Neuroplasticidade, Depressão e Antidepressivos

by Mar 11, 2010

Dr. António Sampaio in Revista Bipolar Nº 39 2003

A neuroplasticidade refere-se à forma como o cérebro responde a uma variedade de situações reagindo e adaptando-se de forma permanente. Tal dinâmica cerebral envolve diferentes processos como a formação dendritica, a remodelação sináptica, a Long Term Potentiation (LTP), o desenvolvimento axonal, a extensão neurítica, a sinaptogénese e mesmo a neurogénese.

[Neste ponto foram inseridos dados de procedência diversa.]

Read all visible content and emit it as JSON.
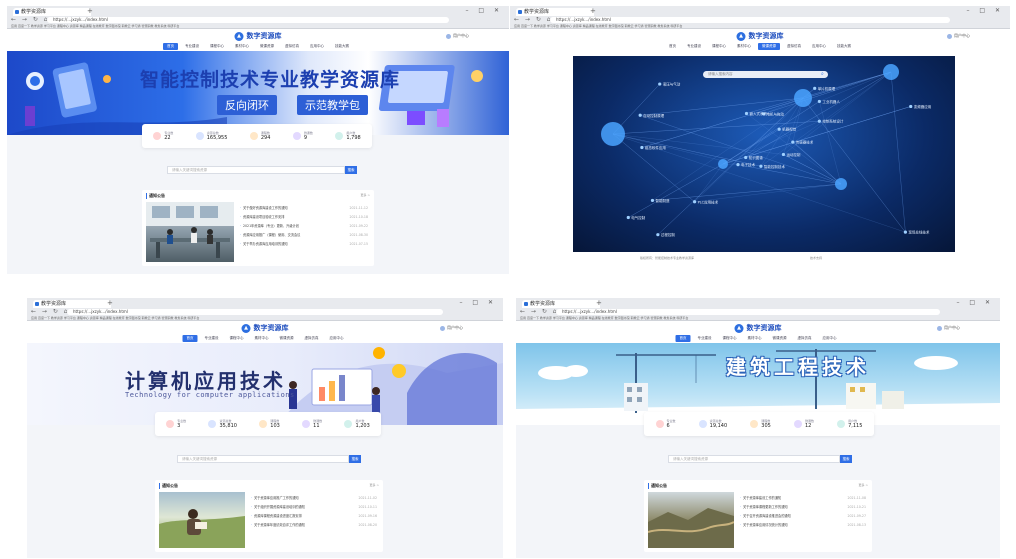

Durante muito tempo considerou-se que apenas o sistema nervoso imaturo ou em desenvolvimento era capaz de receber influências externas que permitissem uma reorganização estrutural. Actualmente sabemos que muito provavelmente durante toda a vida o Sistema Nervoso Central tem um potencial neuronal de regeneração antes não imaginado. Estudos recentes têm demonstrado esta capacidade do sistema nervoso de alterar algumas das propriedades morfológicas e funcionais em resposta a alterações do ambiente, ou seja, uma adaptação e reorganização da dinâmica do sistema nervoso frente as alterações “internas” ou “externas”
Um dos dados mais importantes dos mesmos é que quanto maior é a duração da depressão, maior é a perda de volume do hipocampo e maior é a perturbação da memória verbal.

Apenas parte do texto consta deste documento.